Ines Garcia
Agile & Climate Coach, Get Agile
📍Wiltshire, UK
Pledge 1% provides a framework for businesses to do good. Do you think it’s important for today’s corporate leaders to prioritize social impact? If so, why?
Doing well and doing good. We’re used to operating by the maxim “you can have cheap, fast or good: pick two”, but with the triad of sustainability, happiness and profit you really can have all three. In fact, with those things as a focus they actually nourish each other. Companies are composed of individuals and we can do both, do good and do well. In fact, it’s more rewarding. The value of a company’s goods and services is relative to the waste it generates.
"Sustainability and happiness are not at the expense of profit but a means to it."
Do you give back to the community with your team and work? If so, what does this look like?
See last year impact report includes showcase of Pledge as well to other organizations I support as Stop the Trafikk, Pepup Tech, Refugeeforce, Agile Alliance (Sustainability Initiative), Pledge1%, Business Declares, Doughnut Economics Action Lab, Work on Climate & Business of Purpose communities, The Mentorship Central & YeurLeadin.
This year’s International Women’s Day themes are focused on investing in women and inspiring inclusion. What can we do to make today’s workplaces more equitable and inclusive for women?
Rich functioning ecosystems are diverse. And it goes beyond gender and ethnicity. Some time back I came across a model of a diversity map; it accounted for how we relate and connect, how we think and process information, what we believe and feel, what we do professionally and also how we do it, physical traits and many others. A model which unfortunately I haven’t been able to locate again. Diversity is wide, it promotes health, vitality, productivity of ecosystems; just like in nature.
What advice do you have for women who are just starting their career?
Bias, preconceptions, westerner old fashion culture, privilege, eco-chambers… that impact how one approaches challenging situations. The delicate and damaged very systems that sustain our life on earth, is a challenging situation. There is much ancestry and indigenous knowledge we can tap into, and also there is much we can learn from nature. The solutions are all around us, if we ‘quiet our cleverness’ and pay attention, as the mechanisms, strategies and functions to solve our problems are in living beings all around us, those that have evolved and refined over the last 3.8 billion years. Let’s break free from dualism, there is more to us than just one attribute. There are some fiscal and neurological traits we can tap into to evolve and speed the required work towards the Sustainable Development Goals.

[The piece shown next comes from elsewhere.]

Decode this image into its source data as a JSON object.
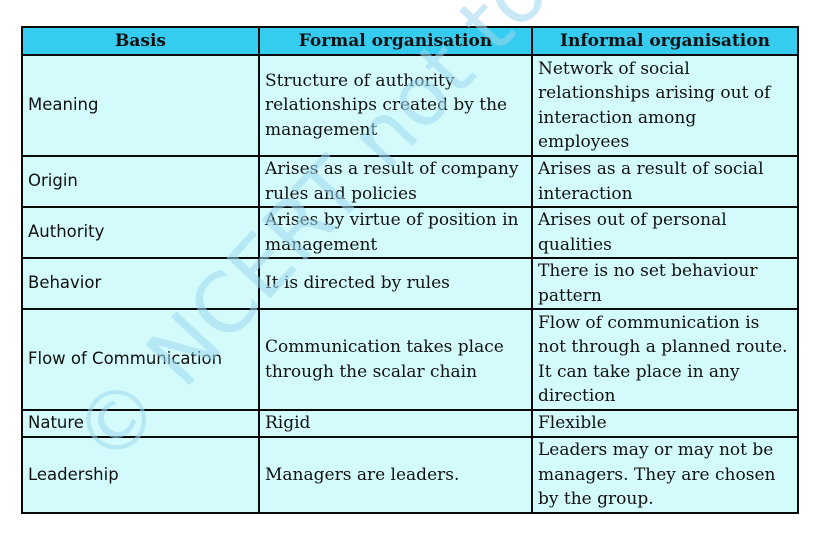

What are you looking forward to this year? Are there any goals (personal or professional), activities, or experiences you are excited about?
Over the last year I have been crafting a programme with 3 other agile coaches. We are all freelancers and for this, we have created the Coalition of the Willing. With our first 4 weeks program we address how change agents today can embed sustainability into their daily practice, we have called it “Agile Sustainability in Practice: Navigating Circular Economy, SDGs, and Complexity Science”. With it we have also designed a “Pay It Forward” scheme for every registration supports towards someone who lacks the means, thus leveling the educational playing field. Basically, the USP is to evolve current agile practices to account for natural and social capital. Essentially skilling up for what’s on demand and what we ought to achieve within the next 6 years: The legally binding Paris Agreement. Not long at all now!